The United States joined its European NATO allies in conducting a large-scale defense drill on the border between Poland and Lithuania, simulating the possibility of a Russian invasion in the region, which if successful, would sever Estonia, Latvia, and Lithuania’s access to other allied nations.

U.S. and British troops were joined by troops from Poland, Lithuania and Croatia in the training effort, which involved defending a band of land called the Suwalki Gap that runs for about 65 miles through farmland, woods and low hills.  That narrow stretch of territory could serve as a flash point in any potential future conflict with Russia in the area, as capturing it would cut off supply lines to the Baltic States from their Western partners.

“The gap is vulnerable because of the geography. It’s not inevitable that there’s going to be an attack, of course, but … if that was closed, then you have three allies that are north that are potentially isolated from the rest of the alliance,” U.S. Lieutenant General Ben Hodges told Reuters.

U.S. Army Europe commander Ben Hodges speaks to U.S. soldiers on June 16th

“We have to practice, we have to demonstrate that we can support allies in keeping (the Gap) open, in maintaining that connection,” he said.

Soldiers from the Minnesota Army National Guard’s 1st Armored Brigade Combat Team, 34th Infantry Division, British Royal Marines, and Polish soldiers joined together to conduct a ground assault on mock defensive forces, played by Lithuanian soldiers.  The ground assault exercise than transitioned into a mock casualty evacuation exercise.

Prior to the event, troops from America, England, and Poland trained as a platoon for two days, rehearsing movements and learning how best to coordinate with one another, before being flown to the site of the drill to put their plan into action.  The medevac training that followed used American aircraft and allowed allies to see how the process is executed.

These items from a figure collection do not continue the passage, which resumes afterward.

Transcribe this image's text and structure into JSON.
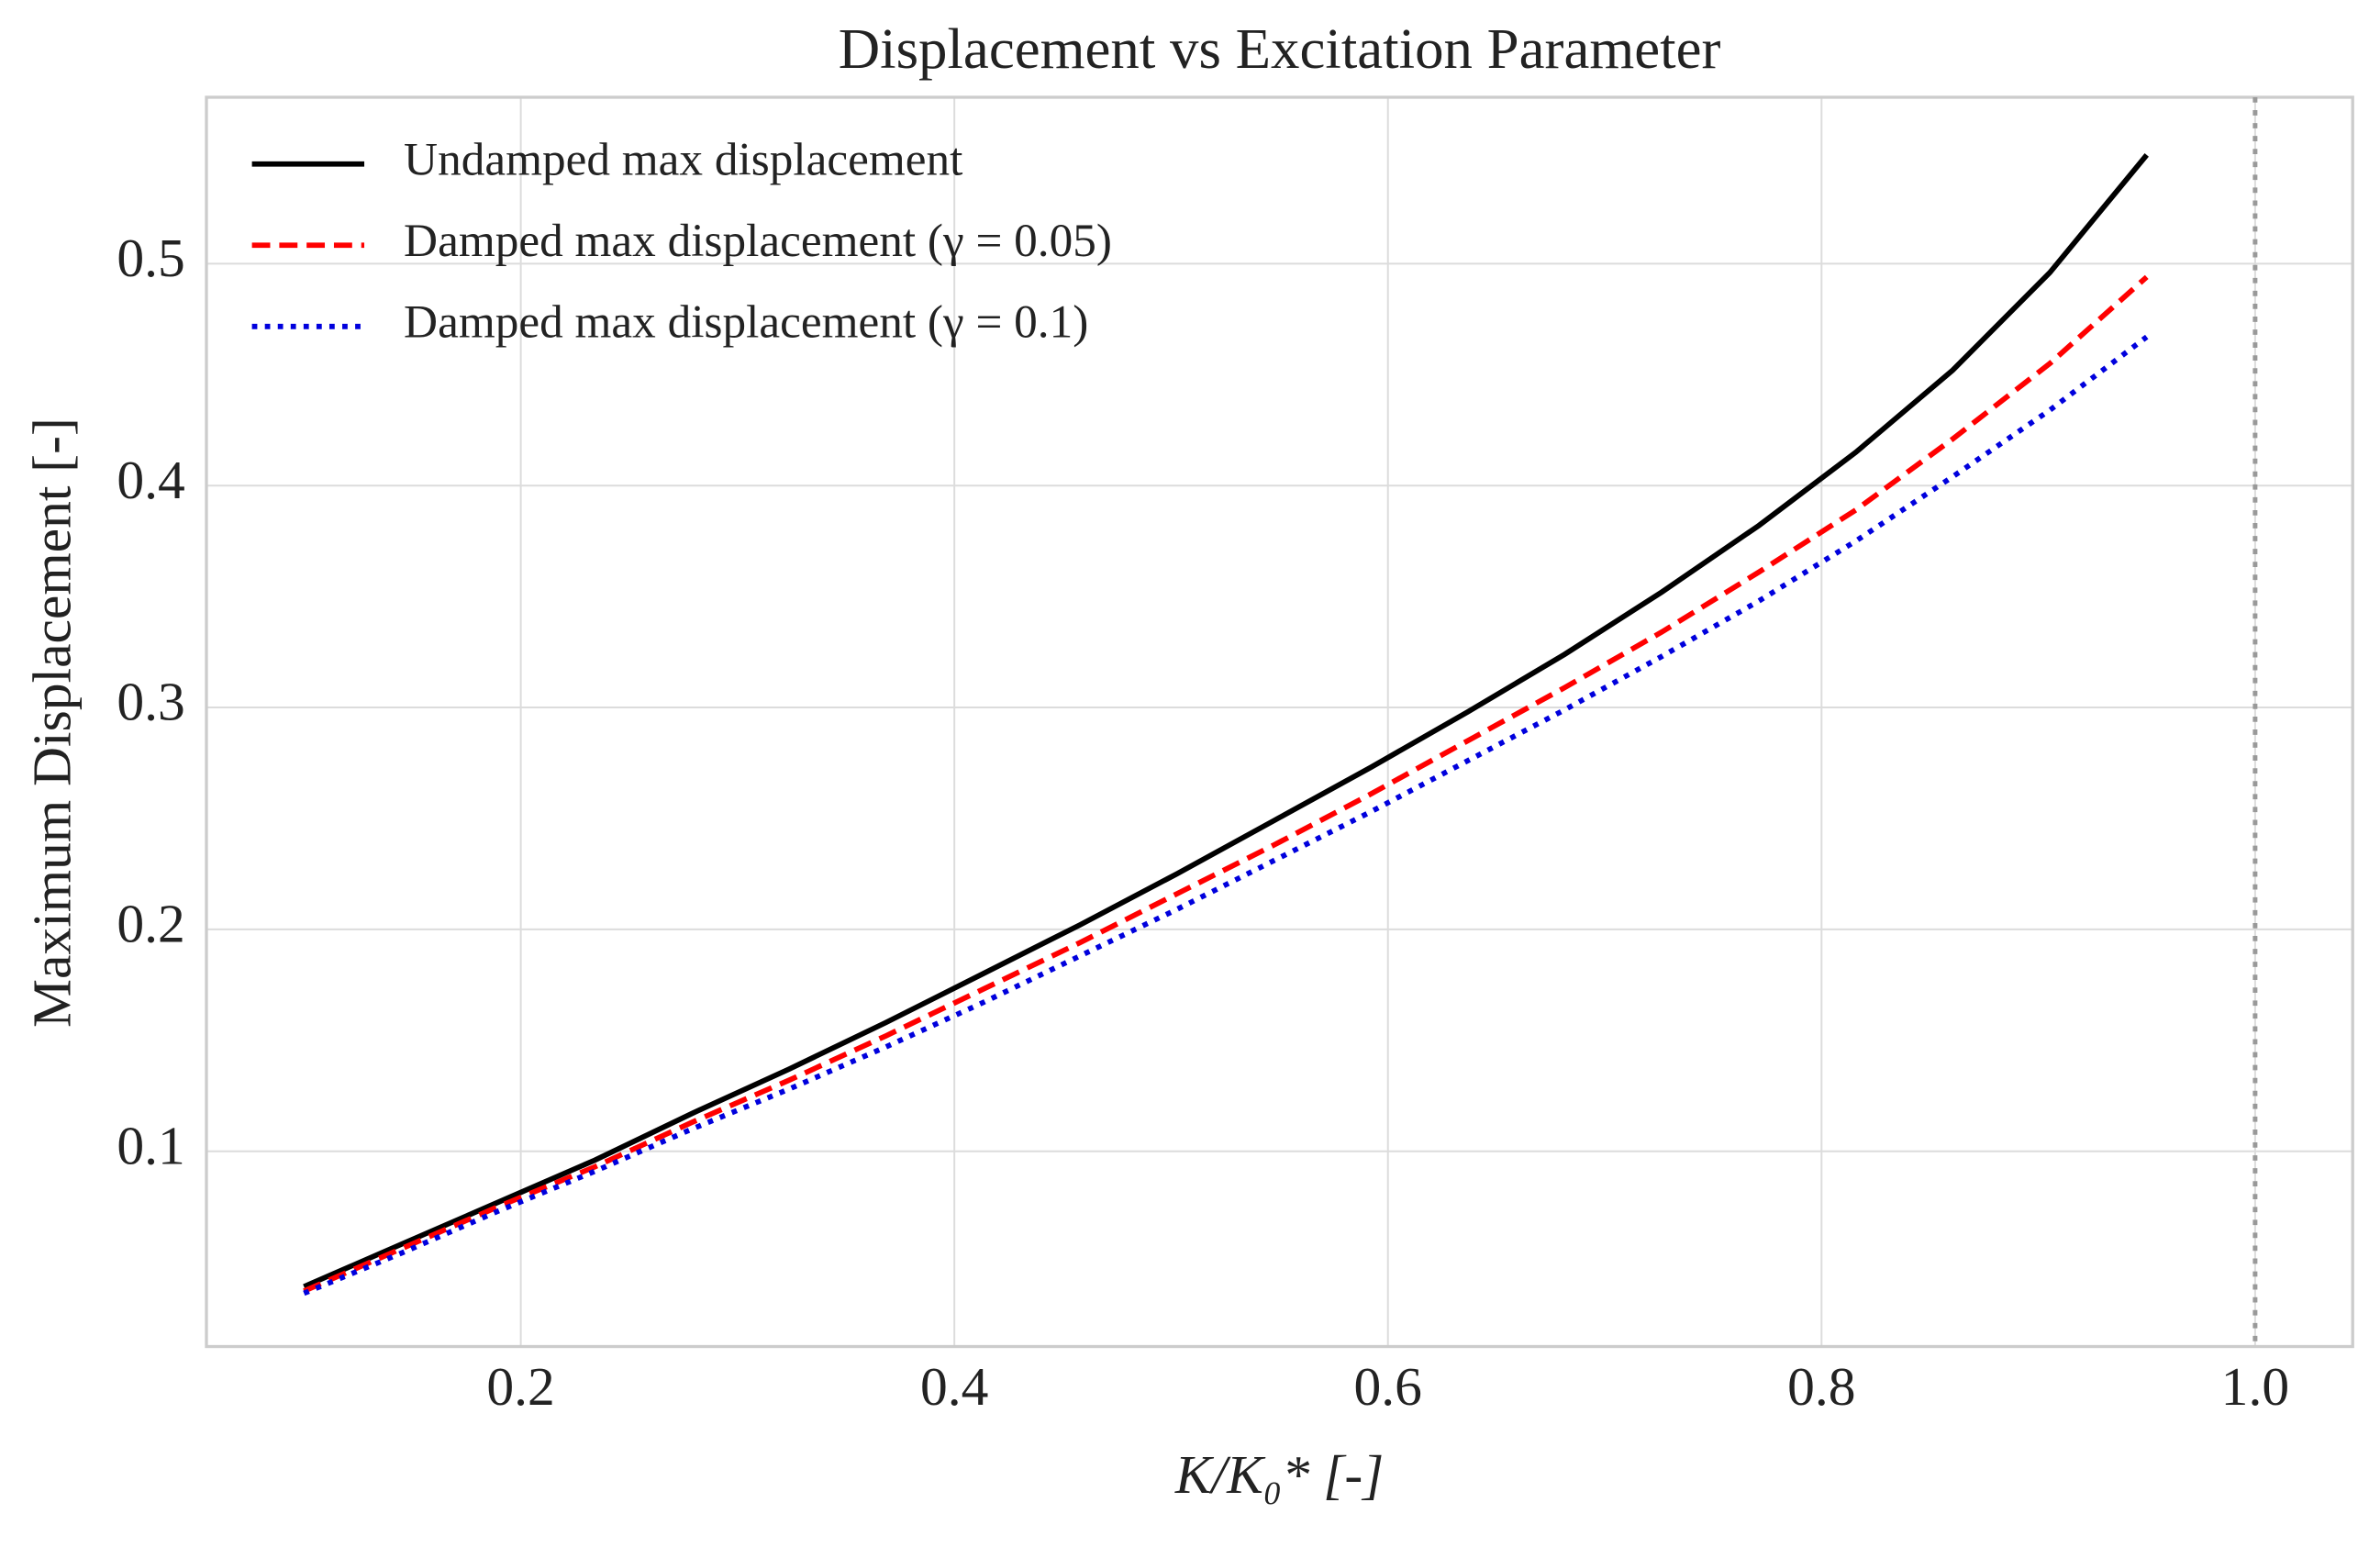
{
  "chart_data": {
    "type": "line",
    "title": "Displacement vs Excitation Parameter",
    "xlabel": "K/K₀* [-]",
    "ylabel": "Maximum Displacement [-]",
    "x": [
      0.1,
      0.1447,
      0.1895,
      0.2342,
      0.2789,
      0.3237,
      0.3684,
      0.4132,
      0.4579,
      0.5026,
      0.5474,
      0.5921,
      0.6368,
      0.6816,
      0.7263,
      0.7711,
      0.8158,
      0.8605,
      0.9053,
      0.95
    ],
    "series": [
      {
        "name": "Undamped max displacement",
        "color": "#000000",
        "dash": "solid",
        "values": [
          0.039,
          0.058,
          0.077,
          0.096,
          0.117,
          0.137,
          0.158,
          0.18,
          0.202,
          0.225,
          0.249,
          0.273,
          0.298,
          0.324,
          0.352,
          0.382,
          0.415,
          0.452,
          0.496,
          0.549
        ]
      },
      {
        "name": "Damped max displacement (γ = 0.05)",
        "color": "#ff0000",
        "dash": "dashed",
        "values": [
          0.037,
          0.056,
          0.075,
          0.093,
          0.113,
          0.132,
          0.152,
          0.173,
          0.194,
          0.216,
          0.238,
          0.261,
          0.285,
          0.309,
          0.334,
          0.361,
          0.389,
          0.421,
          0.455,
          0.494
        ]
      },
      {
        "name": "Damped max displacement (γ = 0.1)",
        "color": "#0000dd",
        "dash": "dotted",
        "values": [
          0.036,
          0.054,
          0.073,
          0.091,
          0.11,
          0.128,
          0.147,
          0.167,
          0.188,
          0.209,
          0.231,
          0.253,
          0.276,
          0.299,
          0.323,
          0.348,
          0.375,
          0.404,
          0.434,
          0.467
        ]
      }
    ],
    "vline": {
      "x": 1.0,
      "color": "#999999",
      "dash": "dotted"
    },
    "xlim": [
      0.055,
      1.045
    ],
    "ylim": [
      0.012,
      0.575
    ],
    "xticks": [
      0.2,
      0.4,
      0.6,
      0.8,
      {
        "value": 1,
        "label": "1.0"
      }
    ],
    "yticks": [
      0.1,
      0.2,
      0.3,
      0.4,
      0.5
    ],
    "grid": true,
    "legend": "upper left"
  }
}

“By us bringing in our aircraft, it exposes them to that type of process, radio calls [for support] and how to request it,” Army Lt. Col. Ryan Miedema, commander of Task Force Phoenix said.

“I’ve sat in meetings and our allies have not had the chance to talk to aircraft on the ground side. It’s mainly their air controllers that talk to aircraft, so bringing in the medevac gives other forces a chance to learn how to speak to the aircraft.”

U.S. CH-47 Chinook and Black Hawk helicopters take part in Suwalki Gap defence exercise in Mikyčiai, Lithuania, June 17, 2017.

That concept of learning how best to communicate with other allied forces during a potential Russian invasion permeated every level of the exercise, as leaders from each nation placed an emphasis on learning to coordinate to best utilize the defensive assets levied by each state.

“In this field exercise, we integrated different assets and had the opportunity to improve individual and collective skills,” said Lithuanian Land Forces Capt. Tomas Malakauskas, commander of 1st Company, Duke Vaidotas Mechanized Infantry Battalion.  “We focused on procedures and its [different] levels from the soldier to headquarters and commanders.”

NATO leaders see drills such as these as beneficial both in terms of preparation, and as a form of deterrent.  By demonstrating NATO’s ability to rapidly field a response in the region, it could discourage Russian forces from ever attempting such an invasion.

“The training helps present a credible defense force that hopefully will deter aggression, but if not, we’ll be prepared to move to defend the borders of NATO,” said Lt. Col. Steven Gventer, who leads the U.S. battle group in Orzysz.